Cet antisionisme forcené est contre-productif. Il conforte une grande partie de mes concitoyens dans le sentiment que cet antisionisme est une forme adoucie, mais non moins redoutable, de l’antisémitisme d’antan: il suffit de remplacer la domination juive par la domination sioniste et israélienne. Mais je suis plus inquiet pour les Français juifs contraints de supporter cette ambiance intellectuelle délétère qui est un carburant bien plus efficace pour faire partir les juifs en Israël que les dépliants chromos de l’Agence juive. Mais l’éthique de conviction de ces purs et durs les empêchera sans doute de faire preuve d’un minimum d’éthique de responsabilité. On touche là au paradoxe fondamental des antisionistes: précisément parce qu’ils contestent le droit des juifs à se rassembler en Israël, ils devraient se montrer exemplaires dans leur rapport aux juifs qui restent en diaspora. Seulement, comme ces derniers ont le souci d’Israël, voilà qu’ils sont désignés eux aussi comme complices. Ce statut d’infamie, dont Alain Finkielkraut a fait récemment les frais par son agresseur, n’est qu’une variante édulcorée de ce qui avait cours dans les démocraties populaires et dans les Etats arabes lorsqu’on dénonçait les juifs comme « cinquième colonne ».

En vérité, cet antisionisme acharné ressemble fort au sionisme acharné évoqué dans le manifeste: l’un et l’autre estiment que sur ce petit bout de terre il n’y a place que pour un peuple et pour un droit.

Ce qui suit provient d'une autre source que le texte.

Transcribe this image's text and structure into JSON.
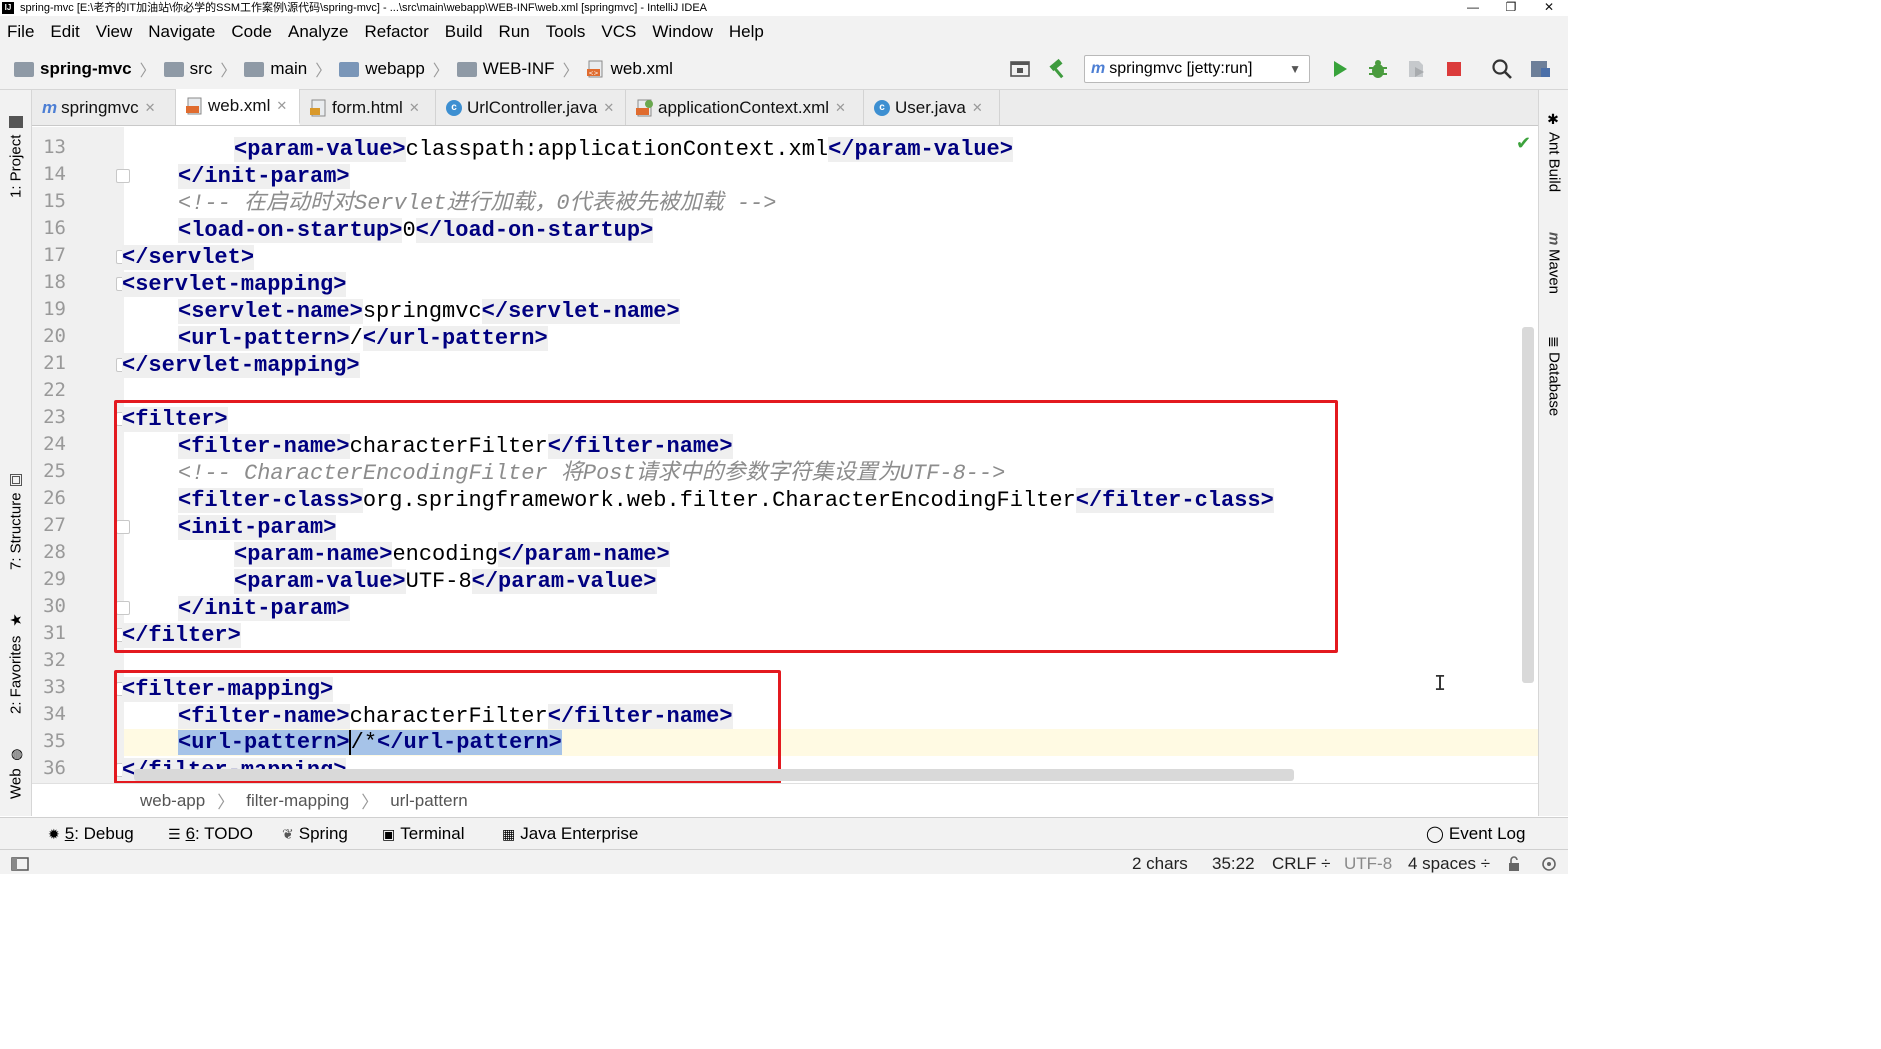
{
  "window": {
    "title": "spring-mvc [E:\\老齐的IT加油站\\你必学的SSM工作案例\\源代码\\spring-mvc] - ...\\src\\main\\webapp\\WEB-INF\\web.xml [springmvc] - IntelliJ IDEA",
    "minimize": "—",
    "restore": "❐",
    "close": "✕"
  },
  "menu": [
    "File",
    "Edit",
    "View",
    "Navigate",
    "Code",
    "Analyze",
    "Refactor",
    "Build",
    "Run",
    "Tools",
    "VCS",
    "Window",
    "Help"
  ],
  "nav": {
    "crumbs": [
      "spring-mvc",
      "src",
      "main",
      "webapp",
      "WEB-INF",
      "web.xml"
    ],
    "run_config": "springmvc [jetty:run]"
  },
  "tabs": [
    {
      "label": "springmvc",
      "icon": "maven-icon"
    },
    {
      "label": "web.xml",
      "icon": "xml-icon",
      "active": true
    },
    {
      "label": "form.html",
      "icon": "html-icon"
    },
    {
      "label": "UrlController.java",
      "icon": "class-icon"
    },
    {
      "label": "applicationContext.xml",
      "icon": "spring-xml-icon"
    },
    {
      "label": "User.java",
      "icon": "class-icon"
    }
  ],
  "left_tools": [
    "1: Project",
    "7: Structure",
    "2: Favorites",
    "Web"
  ],
  "right_tools": [
    "Ant Build",
    "Maven",
    "Database"
  ],
  "editor": {
    "line_numbers": [
      "13",
      "14",
      "15",
      "16",
      "17",
      "18",
      "19",
      "20",
      "21",
      "22",
      "23",
      "24",
      "25",
      "26",
      "27",
      "28",
      "29",
      "30",
      "31",
      "32",
      "33",
      "34",
      "35",
      "36"
    ],
    "l13": {
      "open": "<param-value>",
      "text": "classpath:applicationContext.xml",
      "close": "</param-value>"
    },
    "l14": "</init-param>",
    "l15": "<!-- 在启动时对Servlet进行加载，0代表被先被加载 -->",
    "l16": {
      "open": "<load-on-startup>",
      "text": "0",
      "close": "</load-on-startup>"
    },
    "l17": "</servlet>",
    "l18": "<servlet-mapping>",
    "l19": {
      "open": "<servlet-name>",
      "text": "springmvc",
      "close": "</servlet-name>"
    },
    "l20": {
      "open": "<url-pattern>",
      "text": "/",
      "close": "</url-pattern>"
    },
    "l21": "</servlet-mapping>",
    "l23": "<filter>",
    "l24": {
      "open": "<filter-name>",
      "text": "characterFilter",
      "close": "</filter-name>"
    },
    "l25": "<!-- CharacterEncodingFilter 将Post请求中的参数字符集设置为UTF-8-->",
    "l26": {
      "open": "<filter-class>",
      "text": "org.springframework.web.filter.CharacterEncodingFilter",
      "close": "</filter-class>"
    },
    "l27": "<init-param>",
    "l28": {
      "open": "<param-name>",
      "text": "encoding",
      "close": "</param-name>"
    },
    "l29": {
      "open": "<param-value>",
      "text": "UTF-8",
      "close": "</param-value>"
    },
    "l30": "</init-param>",
    "l31": "</filter>",
    "l33": "<filter-mapping>",
    "l34": {
      "open": "<filter-name>",
      "text": "characterFilter",
      "close": "</filter-name>"
    },
    "l35": {
      "open": "<url-pattern>",
      "text": "/*",
      "close": "</url-pattern>"
    },
    "l36": "</filter-mapping>"
  },
  "editor_breadcrumb": [
    "web-app",
    "filter-mapping",
    "url-pattern"
  ],
  "tool_windows": [
    {
      "num": "5",
      "label": ": Debug"
    },
    {
      "num": "6",
      "label": ": TODO"
    },
    {
      "num": "",
      "label": "Spring"
    },
    {
      "num": "",
      "label": "Terminal"
    },
    {
      "num": "",
      "label": "Java Enterprise"
    }
  ],
  "event_log": "Event Log",
  "status": {
    "selection": "2 chars",
    "position": "35:22",
    "line_sep": "CRLF ÷",
    "encoding": "UTF-8",
    "indent": "4 spaces ÷"
  },
  "colors": {
    "tag": "#000080",
    "comment": "#8c8c8c",
    "highlight_box": "#e3191f",
    "selection": "#a6c3e8",
    "caret_line": "#fffae3"
  }
}
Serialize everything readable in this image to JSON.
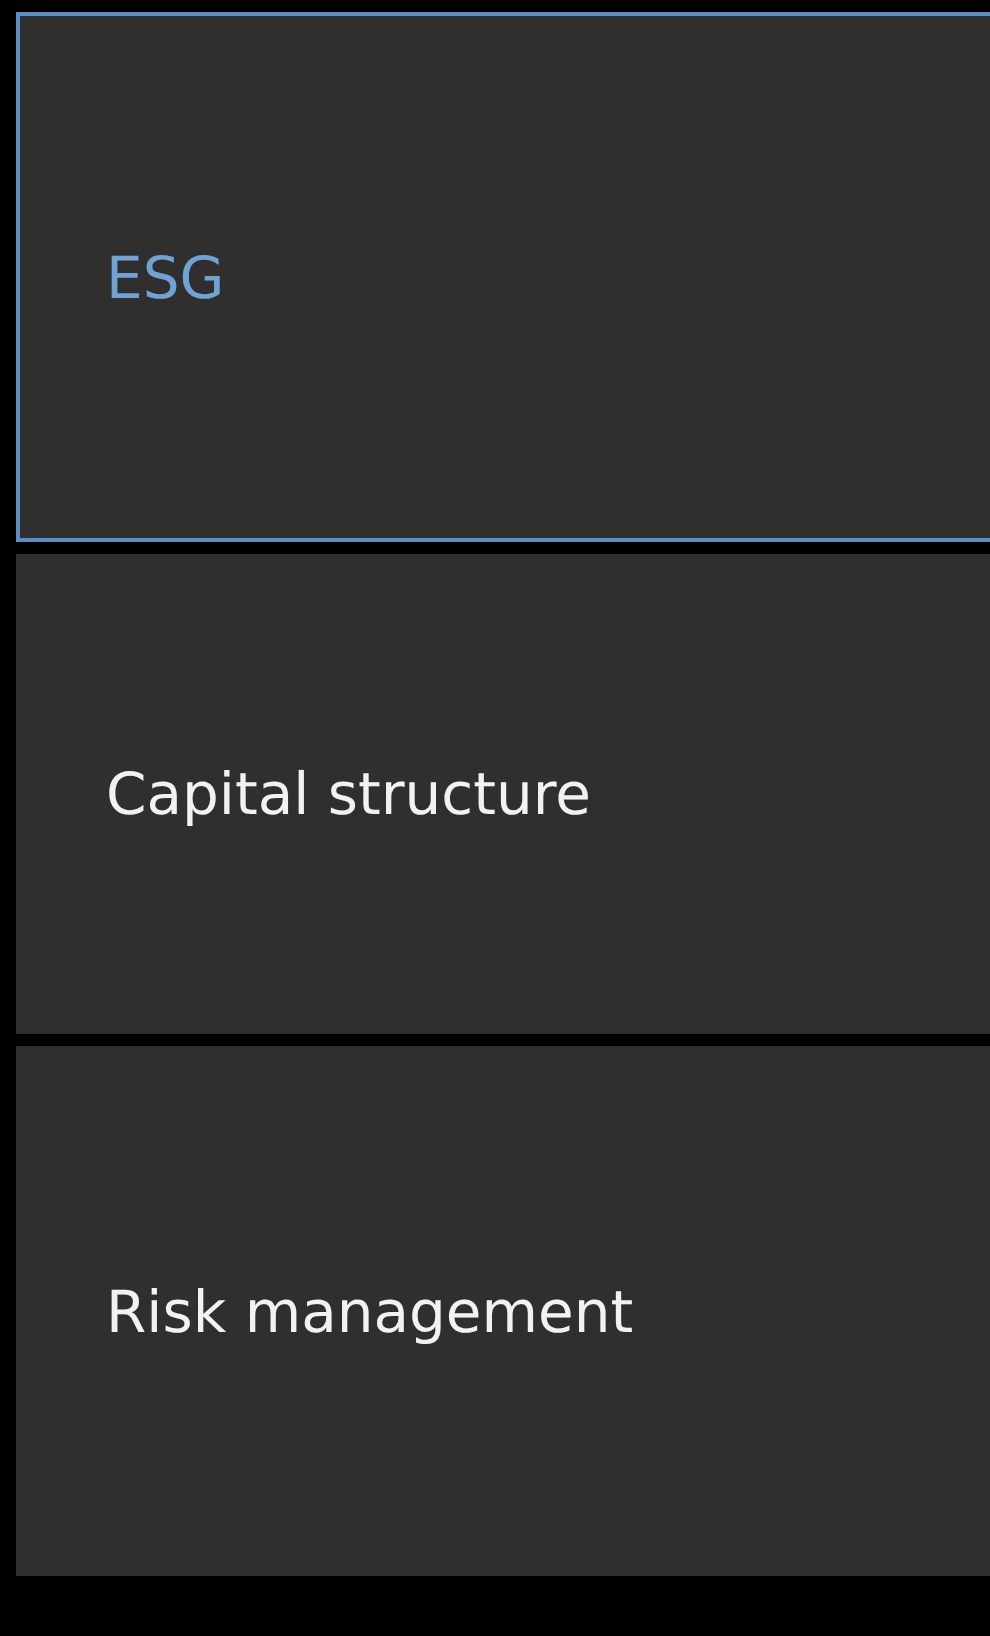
{
  "options": [
    {
      "label": "ESG",
      "selected": true
    },
    {
      "label": "Capital structure",
      "selected": false
    },
    {
      "label": "Risk management",
      "selected": false
    }
  ]
}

Pour les sionistes acharnés, le peuple palestinien n’existe pas, il n’est qu’un appendice de la nation arabe; pour les antisionistes acharnés, les juifs ne sont qu’une religion et leur constitution en peuple est une invention. Pourtant, la résolution de l’ONU en 1947 avait préconisé de n’accorder l’ensemble de la Palestine mandataire ni aux Arabes ni aux Juifs en exclusivité, exigeant des uns et des autres qu’ils consentent à la partager en deux. Ce consentement-là est encore mis à l’épreuve par les acharnés des deux bords qui constituent ensemble cette sainte alliance, ce front du refus dont pâtissent les Israéliens et, plus encore, les Palestiniens.

L’antisionisme des signataires est un anticolonialisme, mais cela ne fait guère de leur conviction un humanisme: c’est un manichéisme identique à celui que professe le sionisme poussé à l’extrême. C’est un discours absolu qui réserve le Paradis aux uns et vouent les autres à l’Enfer. Même si les signataires s’abstiennent d’employer ce vocabulaire religieux, la musique est la même: l’absolution du refus d’Israël et de la violence qui en résulte, l’expiation sans rémission de tous les péchés et violences d’Israël. La réconciliation israélo-palestinienne n’est pas au bout du programme antisioniste qui jubile du triomphe du sionisme acharné. Au lieu que la lutte contre l’occupation nous unisse, il nous faut tenir bon contre un discours antisioniste qui nous exclue et contre une occupation intolérable qui nous plonge dans l’abîme.